Friday, March 8, 2013

Rubaiyat of Omar Khayyam 7




I sent my Soul through the Invisible, 
Some letter of that After-life to spell: 
And by and by my Soul return'd to me, 
And answer'd "I Myself am Heav'n and Hell:"

Heav'n but the Vision of fulfill'd Desire, 
And Hell the Shadow from a Soul on fire, 
Cast on the Darkness into which Ourselves, 
So late emerged from, shall so soon expire.

We are no other than a moving row 
Of Magic Shadow-shapes that come and go 
Round with the Sun-illumined Lantern held 
In Midnight by the Master of the Show;

But helpless Pieces of the Game He plays 
Upon this Chequer-board of Nights and Days; 
Hither and thither moves, and checks, and slays, 
And one by one back in the Closet lays.

The Ball no question makes of Ayes and Noes, 
But Here or There as strikes the Player goes; 
And He that toss'd you down into the Field, 
He knows about it all--He knows--HE knows!

The Moving Finger writes; and, having writ, 
Moves on: nor all your Piety nor Wit 
Shall lure it back to cancel half a Line, 
Nor all your Tears wash out a Word of it.

And that inverted Bowl they call the Sky, 
Whereunder crawling coop'd we live and die, 
Lift not your hands to It for help--for It 
As impotently moves as you or I.

With Earth's first Clay They did the Last Man knead, 
And there of the Last Harvest sow'd the Seed: 
And the first Morning of Creation wrote 
What the Last Dawn of Reckoning shall read.

Yesterday This Day's Madness did prepare; 
To-morrow's Silence, Triumph, or Despair: 
Drink! for you know not whence you came, nor why: 
Drink! for you know not why you go, nor where.

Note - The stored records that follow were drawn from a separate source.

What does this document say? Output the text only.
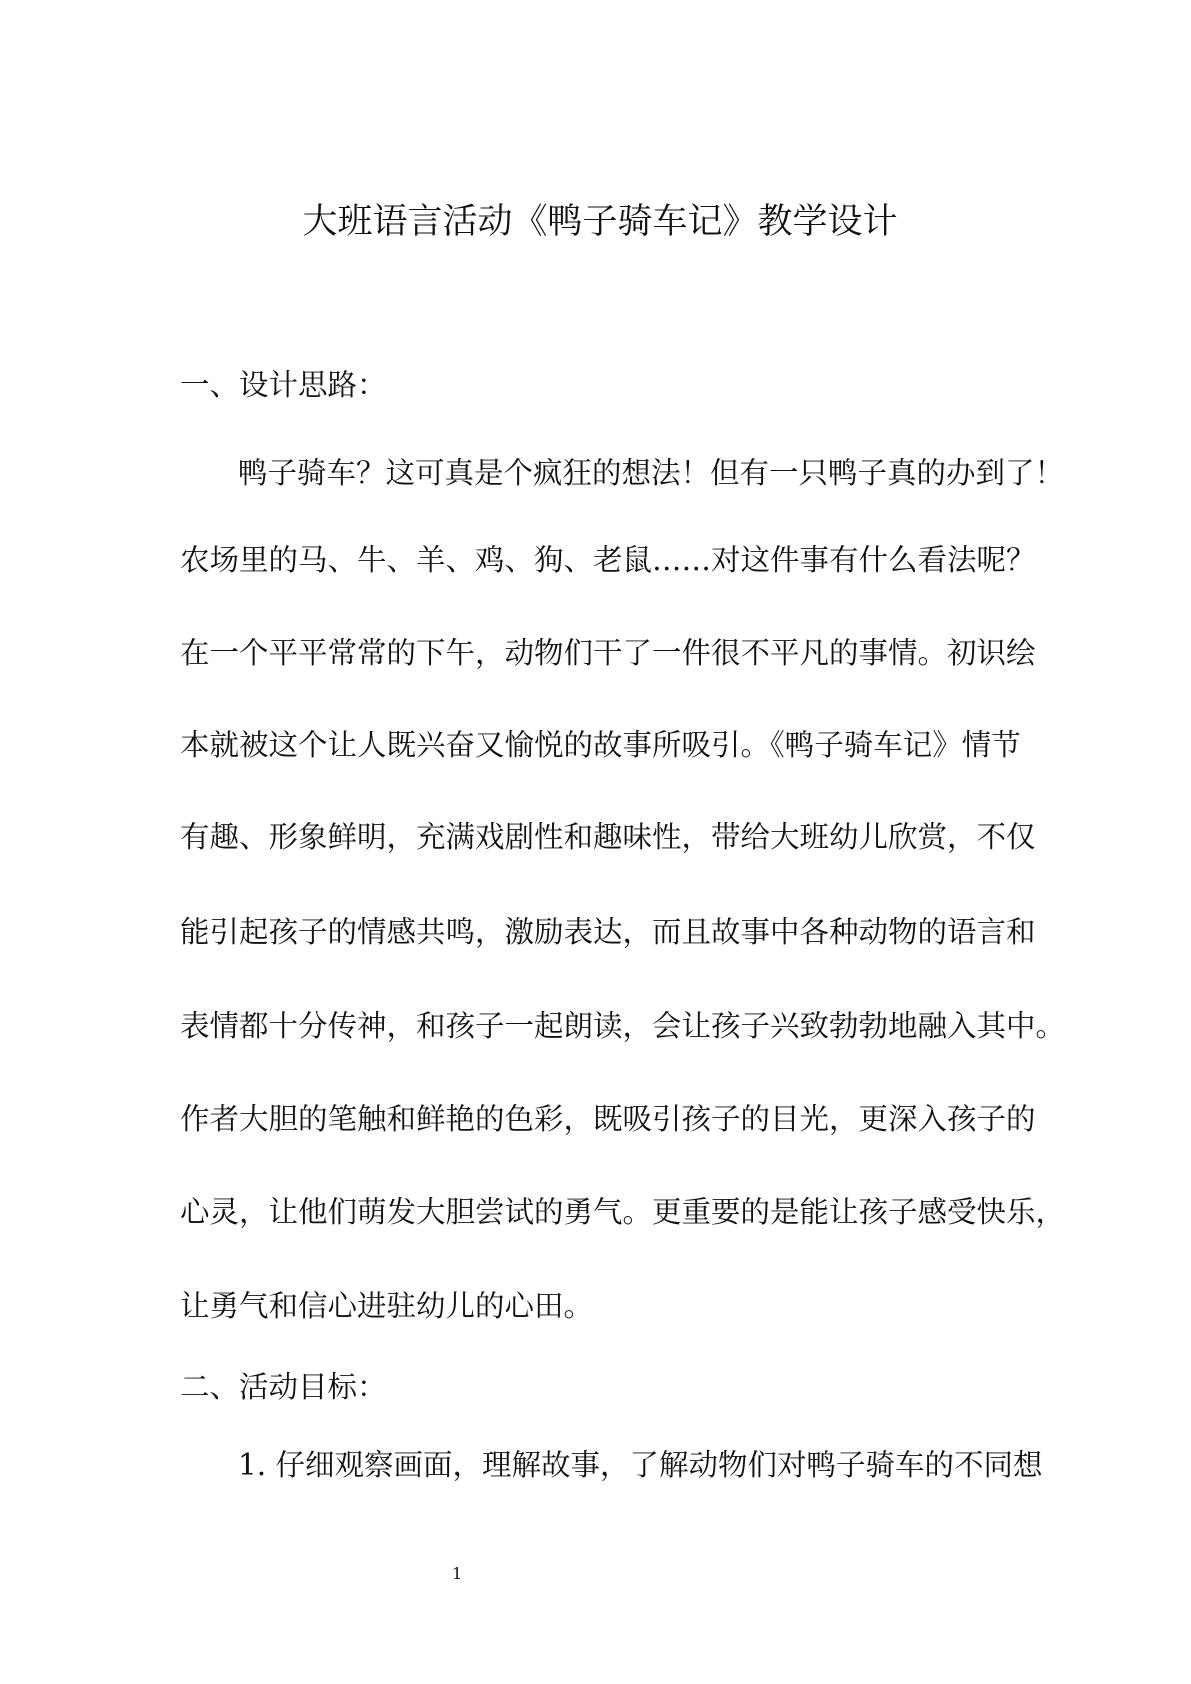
大班语言活动《鸭子骑车记》教学设计
一、设计思路：
鸭子骑车？这可真是个疯狂的想法！但有一只鸭子真的办到了！
农场里的马、牛、羊、鸡、狗、老鼠……对这件事有什么看法呢？
在一个平平常常的下午，动物们干了一件很不平凡的事情。初识绘
本就被这个让人既兴奋又愉悦的故事所吸引。《鸭子骑车记》情节
有趣、形象鲜明，充满戏剧性和趣味性，带给大班幼儿欣赏，不仅
能引起孩子的情感共鸣，激励表达，而且故事中各种动物的语言和
表情都十分传神，和孩子一起朗读，会让孩子兴致勃勃地融入其中。
作者大胆的笔触和鲜艳的色彩，既吸引孩子的目光，更深入孩子的
心灵，让他们萌发大胆尝试的勇气。更重要的是能让孩子感受快乐，
让勇气和信心进驻幼儿的心田。
二、活动目标：
1. 仔细观察画面，理解故事，了解动物们对鸭子骑车的不同想
1
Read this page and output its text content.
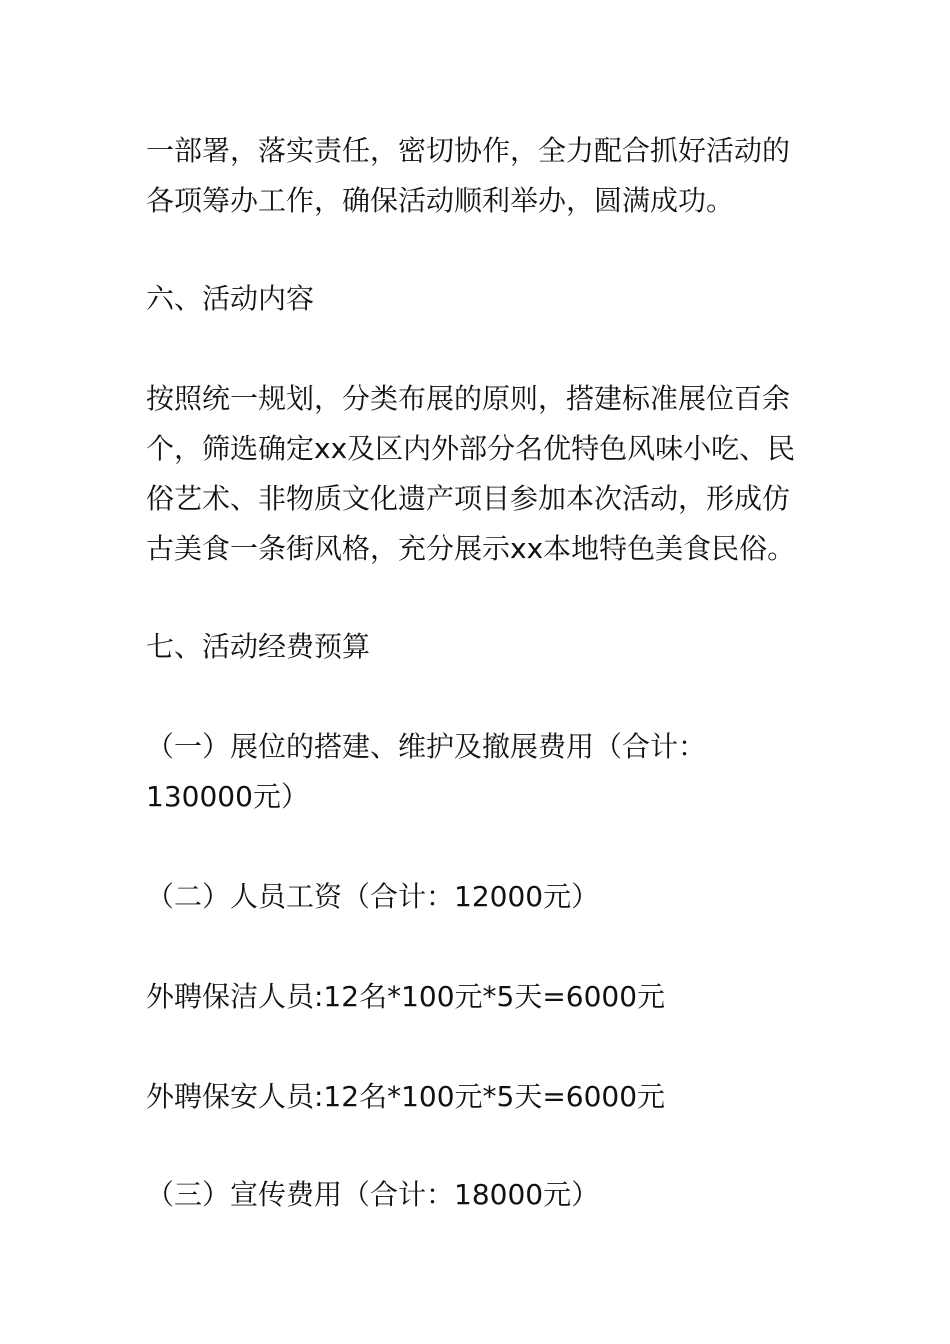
一部署，落实责任，密切协作，全力配合抓好活动的各项筹办工作，确保活动顺利举办，圆满成功。

六、活动内容

按照统一规划，分类布展的原则，搭建标准展位百余个，筛选确定xx及区内外部分名优特色风味小吃、民俗艺术、非物质文化遗产项目参加本次活动，形成仿古美食一条街风格，充分展示xx本地特色美食民俗。

七、活动经费预算

（一）展位的搭建、维护及撤展费用（合计：130000元）

（二）人员工资（合计：12000元）

外聘保洁人员:12名*100元*5天=6000元

外聘保安人员:12名*100元*5天=6000元

（三）宣传费用（合计：18000元）
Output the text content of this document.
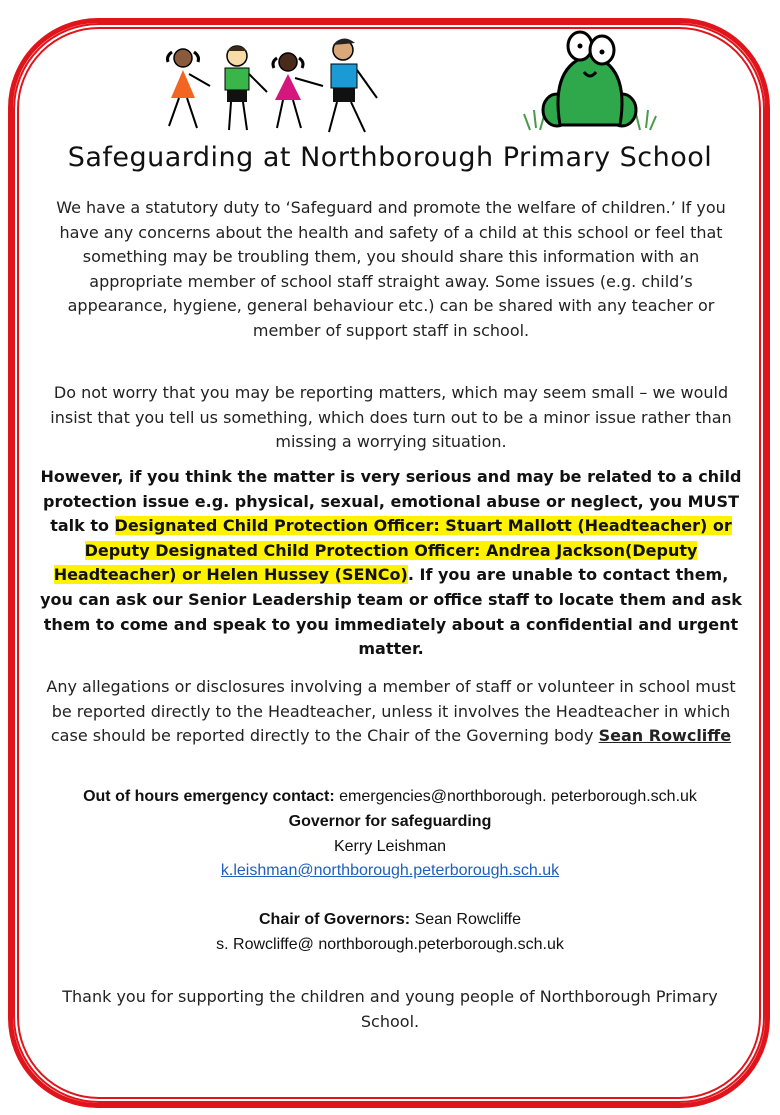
Safeguarding at Northborough Primary School
We have a statutory duty to ‘Safeguard and promote the welfare of children.’ If you have any concerns about the health and safety of a child at this school or feel that something may be troubling them, you should share this information with an appropriate member of school staff straight away. Some issues (e.g. child’s appearance, hygiene, general behaviour etc.) can be shared with any teacher or member of support staff in school.
Do not worry that you may be reporting matters, which may seem small – we would insist that you tell us something, which does turn out to be a minor issue rather than missing a worrying situation.
However, if you think the matter is very serious and may be related to a child protection issue e.g. physical, sexual, emotional abuse or neglect, you MUST talk to Designated Child Protection Officer: Stuart Mallott (Headteacher) or Deputy Designated Child Protection Officer: Andrea Jackson(Deputy Headteacher) or Helen Hussey (SENCo). If you are unable to contact them, you can ask our Senior Leadership team or office staff to locate them and ask them to come and speak to you immediately about a confidential and urgent matter.
Any allegations or disclosures involving a member of staff or volunteer in school must be reported directly to the Headteacher, unless it involves the Headteacher in which case should be reported directly to the Chair of the Governing body Sean Rowcliffe
Out of hours emergency contact: emergencies@northborough. peterborough.sch.uk
Governor for safeguarding
Kerry Leishman
k.leishman@northborough.peterborough.sch.uk
Chair of Governors: Sean Rowcliffe
s. Rowcliffe@ northborough.peterborough.sch.uk
Thank you for supporting the children and young people of Northborough Primary School.
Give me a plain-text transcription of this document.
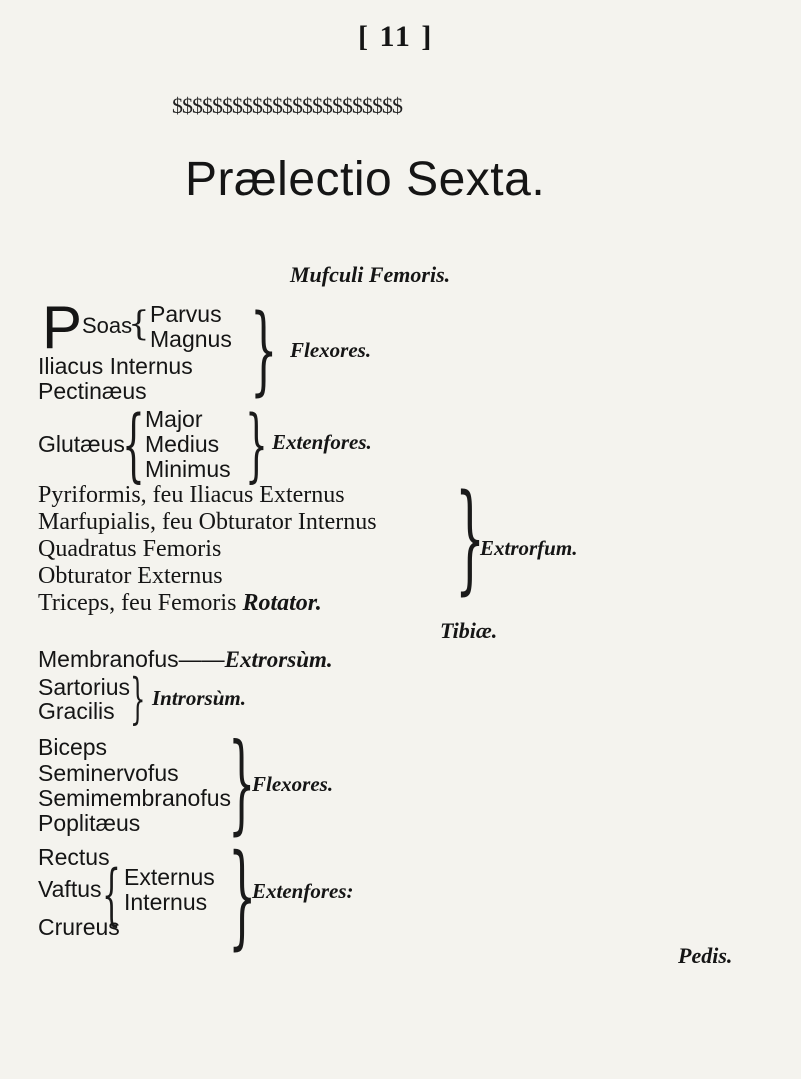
[ 11 ]
$$$$$$$$$$$$$$$$$$$$$$$
Prælectio Sexta.
Mufculi Femoris.
P Soas
{ Parvus
Magnus
Iliacus Internus
Pectinæus } Flexores.
Glutæus
{ Major
Medius
Minimus } Extenfores.
Pyriformis, feu Iliacus Externus
Marfupialis, feu Obturator Internus
Quadratus Femoris
Obturator Externus
Triceps, feu Femoris Rotator. }
Extrorfum.
Tibiæ.
Membranofus——Extrorsùm.
Sartorius
Gracilis } Introrsùm.
Biceps
Seminervofus
Semimembranofus
Poplitæus }
Flexores.
Rectus
Vaftus { Externus
Internus
Crureus }
Extenfores:
Pedis.
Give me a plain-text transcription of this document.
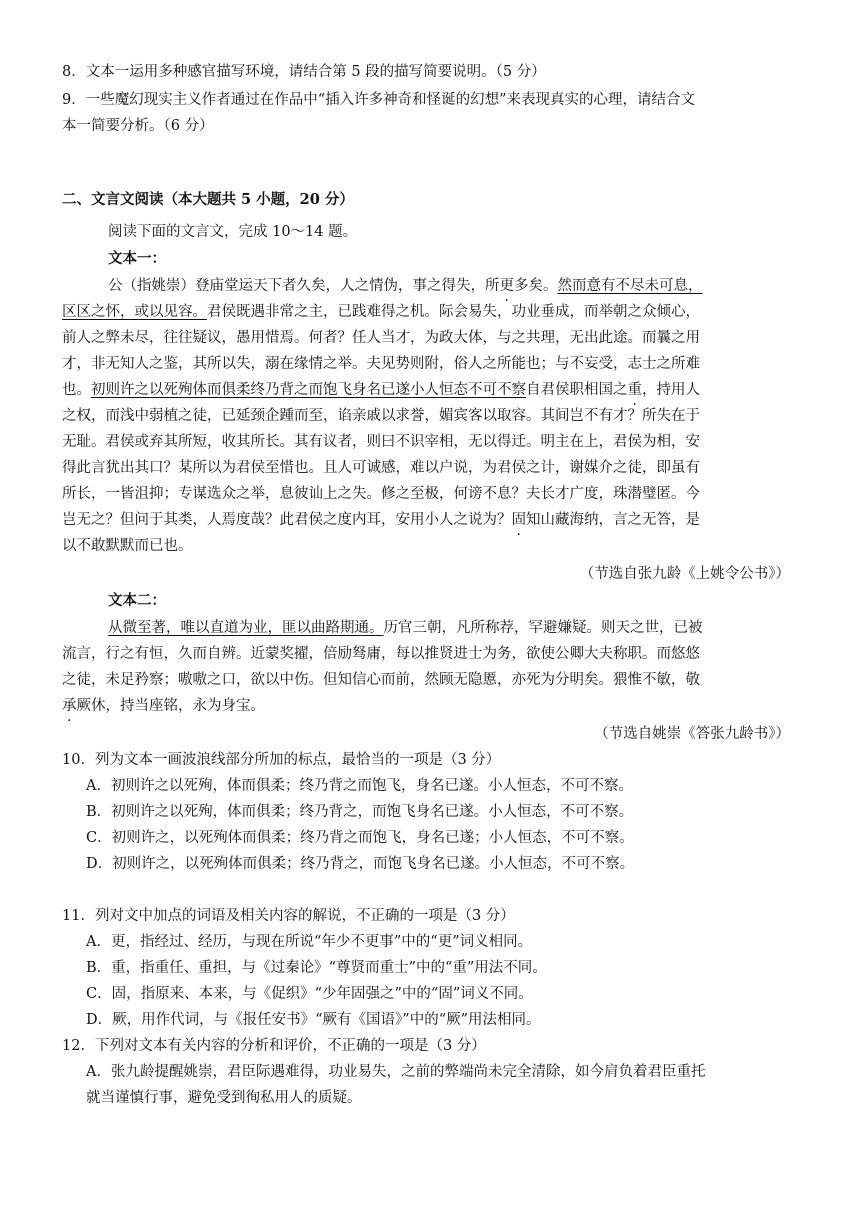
8．文本一运用多种感官描写环境，请结合第 5 段的描写简要说明。（5 分）
9．一些魔幻现实主义作者通过在作品中“插入许多神奇和怪诞的幻想”来表现真实的心理，请结合文
本一简要分析。（6 分）
二、文言文阅读（本大题共 5 小题，20 分）
阅读下面的文言文，完成 10～14 题。
文本一：
公（指姚崇）登庙堂运天下者久矣，人之情伪，事之得失，所更多矣。然而意有不尽未可息，
区区之怀，或以见容。君侯既遇非常之主，已践难得之机。际会易失，功业垂成，而举朝之众倾心，
前人之弊未尽，往往疑议，愚用惜焉。何者？任人当才，为政大体，与之共理，无出此途。而曩之用
才，非无知人之鉴，其所以失，溺在缘情之举。夫见势则附，俗人之所能也；与不妄受，志士之所难
也。初则许之以死殉体而俱柔终乃背之而饱飞身名已遂小人恒态不可不察自君侯职相国之重，持用人
之权，而浅中弱植之徒，已延颈企踵而至，谄亲戚以求誉，媚宾客以取容。其间岂不有才？所失在于
无耻。君侯或弃其所短，收其所长。其有议者，则曰不识宰相，无以得迁。明主在上，君侯为相，安
得此言犹出其口？某所以为君侯至惜也。且人可诚感，难以户说，为君侯之计，谢媒介之徒，即虽有
所长，一皆沮抑；专谋选众之举，息彼讪上之失。修之至极，何谤不息？夫长才广度，珠潜璧匿。今
岂无之？但问于其类，人焉度哉？此君侯之度内耳，安用小人之说为？固知山藏海纳，言之无答，是
以不敢默默而已也。
（节选自张九龄《上姚令公书》）
文本二：
从微至著，唯以直道为业，匪以曲路期通。历官三朝，凡所称荐，罕避嫌疑。则天之世，已被
流言，行之有恒，久而自辨。近蒙奖擢，倍励驽庸，每以推贤进士为务，欲使公卿大夫称职。而悠悠
之徒，未足矜察；嗷嗷之口，欲以中伤。但知信心而前，然顾无隐慝，亦死为分明矣。猥惟不敏，敬
承厥休，持当座铭，永为身宝。
（节选自姚崇《答张九龄书》）
10．列为文本一画波浪线部分所加的标点，最恰当的一项是（3 分）
A．初则许之以死殉，体而俱柔；终乃背之而饱飞，身名已遂。小人恒态，不可不察。
B．初则许之以死殉，体而俱柔；终乃背之，而饱飞身名已遂。小人恒态，不可不察。
C．初则许之，以死殉体而俱柔；终乃背之而饱飞，身名已遂；小人恒态，不可不察。
D．初则许之，以死殉体而俱柔；终乃背之，而饱飞身名已遂。小人恒态，不可不察。
11．列对文中加点的词语及相关内容的解说，不正确的一项是（3 分）
A．更，指经过、经历，与现在所说“年少不更事”中的“更”词义相同。
B．重，指重任、重担，与《过秦论》“尊贤而重士”中的“重”用法不同。
C．固，指原来、本来，与《促织》“少年固强之”中的“固”词义不同。
D．厥，用作代词，与《报任安书》“厥有《国语》”中的“厥”用法相同。
12．下列对文本有关内容的分析和评价，不正确的一项是（3 分）
A．张九龄提醒姚崇，君臣际遇难得，功业易失，之前的弊端尚未完全清除，如今肩负着君臣重托
就当谨慎行事，避免受到徇私用人的质疑。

I tell you this--When, started from the Goal, 
Over the flaming shoulders of the Foal 
Of Heav'n Parwin and Mushtari they flung 
In my predestined Plot of Dust and Soul.

The Vine had struck a fibre: which about 
If clings my being--let the Dervish flout; 
Of my Base metal may be filed a Key, 
That shall unlock the Door he howls without.

And this I know: whether the one True Light 
Kindle to Love, or Wrath-consume me quite, 
One Flash of It within the Tavern caught 
Better than in the Temple lost outright.

What! out of senseless Nothing to provoke 
A conscious Something to resent the yoke 
Of unpermitted Pleasure, under pain 
Of Everlasting Penalties, if broke!

What! from his helpless Creature be repaid 
Pure Gold for what he lent him dross-allay'd-- 
Sue for a Debt he never did contract, 
And cannot answer--Oh, the sorry trade!

Oh, Thou, who didst with pitfall and with gin 
Beset the Road I was to wander in, 
Thou wilt not with Predestined Evil round 
Enmesh, and then impute my Fall to Sin!

Oh, Thou who Man of baser Earth didst make, 
And ev'n with Paradise devise the Snake: 
For all the Sin wherewith the Face of Man 
Is blacken'd--Man's forgiveness give--and take!

As under cover of departing Day 
Slunk hunger-stricken Ramazan away, 
Once more within the Potter's house alone 
I stood, surrounded by the Shapes of Clay. 

Omar Khayyam's Born: 18 May 1048 in Nishapur, Persia (now Iran)
Died: 4 Dec 1131 in Nishapur, Persia (now Iran)
His full name was Ghiyath al-Din Abu'l-Fath Umar ibn Ibrahim Al-Nisaburi al-Khayyami  means 'tent maker' played on the meaning of his own name when he wrote:-
Khayyam, who stitched the tents of science,
Has fallen in grief's furnace and been suddenly burned,
The shears of Fate have cut the tent ropes of his life,
And the broker of Hope has sold him for nothing!
Omar Khayyam was an Islamic scholar who was a poet as well as a mathematician. He compiled astronomical tables and contributed to calendar reform and discovered a geometrical method of solving cubic equations by intersecting a parabola with a circle.